Anonim

Alors que le beurre de cacao continue de se vendre à un prix relativement élevé, et que les cultures et les prix seront toujours vulnérables aux changements climatiques et politiques, l'utilisation de substituts de graisse végétale moins chers devrait constituer un argument convaincant pour les entreprises chocolatières internationales telles que Nestlé, Cadburys et Hershey.

Mais il semblerait que le changement, du moins aux yeux de l'agent de commercialisation, ne plaise peut-être pas au consommateur. Comme le suggère le lent remplacement du beurre de cacao en Europe, les chocolatiers soupçonnent le consommateur de ne pas opter pour le mélange graisse végétale / beurre de cacao, préférant la recette à 100% de beurre de cacao. Mais il y a aussi l'argument que les consommateurs seront tentés par les prix bas, rendus possibles par des ingrédients moins chers.

"La fève de cacao ne contient que de petites quantités de CB, ce qui en fait le prix le plus élevé parmi toutes les huiles et graisses commerciales. Comme seuls quelques pays cultivent le cacao, l'offre peut être instable", ont expliqué des chercheurs de l'université de Tohoku en Japon et Universiti Sains Malaysia.

"Par conséquent, les industries recherchent des substituts de CB (CBR) ou des alternatives à la CB. L'huile de palmiste (PKO) pourrait fournir un tel produit de remplacement, car elle est considérée comme une huile de qualité alimentaire de haute qualité", ont- ils déclaré.

Dans l’huile de palmiste (PKO), l’acide laurique (C12) représente environ 48% de l’huile, mais dans le beurre de cacao (CB), il ne représente qu’environ 12%. De plus, les acides à chaîne plus longue (acide palmitique (C16), acide stéarique (C18.0) et acide oléique (C18.1)) se retrouvent en grande quantité dans le CB mais en petite quantité dans le PKO.

Les chercheurs à l'origine de la nouvelle étude, qui seront publiés dans un prochain numéro du Journal of Food Engineering et déjà disponibles en ligne, ont utilisé le fractionnement supercritique en dioxyde de carbone de l'huile de palmiste pour réduire les concentrations en C12 et C14 (acide myristique), et ensuite mélangé avec de l’huile de palme pour produire de nouveaux CBR.

L'utilisation de la technique au dioxyde de carbone supercritique a permis de réduire la concentration de C12 de 48 à 28%. Cela a été réduit davantage par mélange avec de l'huile de palme (huile comestible Wilmer) et des produits commerciaux C18.0 (palmac 98-18) et C18.1 (palmac 760), tous deux obtenus de Palmco Holdings.

Dix mélanges ont été produits, avec une teneur en PKO allant de 5 à 50% et du PO entre 60 et 20%. Le reste était composé de C18.0 et C18.1 (généralement 15%).

Les chercheurs ont indiqué que, malgré la présence continue de constituants C12 et C14, tous les mélanges "pourraient être recommandés en tant que CBR en ce qui concerne les propriétés physico-chimiques telles que le constituant des acides gras, et le point de fusion (SMP)".

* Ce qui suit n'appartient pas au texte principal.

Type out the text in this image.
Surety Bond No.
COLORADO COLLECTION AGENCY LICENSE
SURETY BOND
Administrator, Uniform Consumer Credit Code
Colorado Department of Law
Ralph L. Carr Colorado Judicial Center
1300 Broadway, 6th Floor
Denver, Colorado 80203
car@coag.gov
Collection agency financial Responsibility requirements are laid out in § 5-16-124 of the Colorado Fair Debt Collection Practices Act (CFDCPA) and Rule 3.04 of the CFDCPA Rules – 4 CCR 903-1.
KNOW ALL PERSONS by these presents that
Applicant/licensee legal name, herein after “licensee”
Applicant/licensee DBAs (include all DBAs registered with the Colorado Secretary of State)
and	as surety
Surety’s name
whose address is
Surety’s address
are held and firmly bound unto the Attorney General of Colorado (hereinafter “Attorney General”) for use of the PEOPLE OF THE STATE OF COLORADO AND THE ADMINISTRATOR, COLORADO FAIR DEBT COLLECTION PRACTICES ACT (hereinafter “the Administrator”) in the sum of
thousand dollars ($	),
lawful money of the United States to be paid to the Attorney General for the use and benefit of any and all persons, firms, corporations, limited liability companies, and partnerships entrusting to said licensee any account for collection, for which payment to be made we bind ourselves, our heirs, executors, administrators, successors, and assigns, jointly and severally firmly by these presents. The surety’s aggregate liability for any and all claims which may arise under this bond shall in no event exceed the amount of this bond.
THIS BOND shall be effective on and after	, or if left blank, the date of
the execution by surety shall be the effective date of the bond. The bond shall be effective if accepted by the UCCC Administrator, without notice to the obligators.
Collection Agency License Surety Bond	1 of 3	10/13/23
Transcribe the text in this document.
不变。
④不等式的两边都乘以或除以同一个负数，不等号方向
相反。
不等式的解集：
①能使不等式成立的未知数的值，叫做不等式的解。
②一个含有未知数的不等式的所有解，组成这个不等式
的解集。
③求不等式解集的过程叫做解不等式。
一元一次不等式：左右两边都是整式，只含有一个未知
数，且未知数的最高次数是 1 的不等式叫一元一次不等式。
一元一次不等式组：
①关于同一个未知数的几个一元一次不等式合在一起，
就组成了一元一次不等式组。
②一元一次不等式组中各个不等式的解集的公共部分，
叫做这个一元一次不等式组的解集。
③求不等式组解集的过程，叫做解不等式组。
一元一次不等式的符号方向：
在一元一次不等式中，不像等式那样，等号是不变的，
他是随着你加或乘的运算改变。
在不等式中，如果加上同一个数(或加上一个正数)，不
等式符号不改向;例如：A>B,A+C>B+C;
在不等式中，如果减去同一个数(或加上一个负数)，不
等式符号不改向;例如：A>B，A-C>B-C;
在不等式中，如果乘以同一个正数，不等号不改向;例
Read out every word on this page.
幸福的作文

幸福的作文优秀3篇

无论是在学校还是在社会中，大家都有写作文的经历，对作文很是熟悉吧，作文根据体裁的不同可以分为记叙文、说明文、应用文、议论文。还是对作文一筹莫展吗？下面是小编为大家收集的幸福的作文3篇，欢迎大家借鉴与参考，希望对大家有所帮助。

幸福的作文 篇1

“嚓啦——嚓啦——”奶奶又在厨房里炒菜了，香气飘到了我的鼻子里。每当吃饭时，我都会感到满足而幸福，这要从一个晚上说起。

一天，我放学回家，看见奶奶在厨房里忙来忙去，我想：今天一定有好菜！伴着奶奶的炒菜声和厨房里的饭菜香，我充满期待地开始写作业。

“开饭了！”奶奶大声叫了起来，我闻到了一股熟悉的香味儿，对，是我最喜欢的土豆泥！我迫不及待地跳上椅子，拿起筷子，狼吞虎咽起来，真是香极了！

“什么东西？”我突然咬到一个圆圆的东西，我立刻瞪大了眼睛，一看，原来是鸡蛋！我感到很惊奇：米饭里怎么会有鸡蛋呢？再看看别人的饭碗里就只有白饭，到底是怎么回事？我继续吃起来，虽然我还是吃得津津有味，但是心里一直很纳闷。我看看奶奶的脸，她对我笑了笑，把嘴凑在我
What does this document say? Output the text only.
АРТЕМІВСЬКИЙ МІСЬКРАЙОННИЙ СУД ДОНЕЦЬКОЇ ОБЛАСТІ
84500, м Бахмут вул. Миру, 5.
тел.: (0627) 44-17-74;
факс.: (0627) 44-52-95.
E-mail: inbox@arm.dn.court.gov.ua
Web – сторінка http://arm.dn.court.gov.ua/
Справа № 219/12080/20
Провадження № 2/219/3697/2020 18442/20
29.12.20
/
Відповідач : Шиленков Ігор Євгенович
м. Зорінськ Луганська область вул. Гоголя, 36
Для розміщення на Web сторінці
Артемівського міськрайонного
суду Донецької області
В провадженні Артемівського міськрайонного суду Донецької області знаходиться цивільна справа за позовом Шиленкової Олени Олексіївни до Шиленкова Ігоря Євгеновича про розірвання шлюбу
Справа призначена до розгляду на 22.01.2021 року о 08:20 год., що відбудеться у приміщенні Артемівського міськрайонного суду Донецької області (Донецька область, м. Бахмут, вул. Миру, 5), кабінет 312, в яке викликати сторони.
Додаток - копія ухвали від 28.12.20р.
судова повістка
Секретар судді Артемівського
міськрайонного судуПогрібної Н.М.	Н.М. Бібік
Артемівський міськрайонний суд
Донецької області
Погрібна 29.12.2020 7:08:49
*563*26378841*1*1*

"Les autres propriétés telles que l'indice d'iode (Iv), l'indice de saponification (Spv) et l'indice d'acide (Av) des mélanges 110 se sont avérées plus proches de celles du CB commercial", ont- ils déclaré.

"Tous les mélanges se sont avérés capables d’être utilisés comme CBR."

Les auteurs n'étaient pas disponibles pour commenter avant la publication, et on ignore si ces mélanges seront développés plus avant et mis à disposition dans le commerce.

La recherche a été financée par une subvention du gouvernement malaisien.

La première directive de l'Union européenne sur le chocolat, adoptée en 1973, autorisait les nouveaux venus à l'époque dans la Communauté européenne, le Royaume-Uni, l'Irlande et le Danemark, à utiliser une petite quantité de graisses végétales dans leur chocolat. Depuis lors, d'autres pays européens, notamment l'Allemagne, se disputent avec les puritains du chocolat, notamment en France, en Belgique et en Italie, pour obtenir le droit d'utiliser des graisses végétales tout en appelant leurs produits chocolat.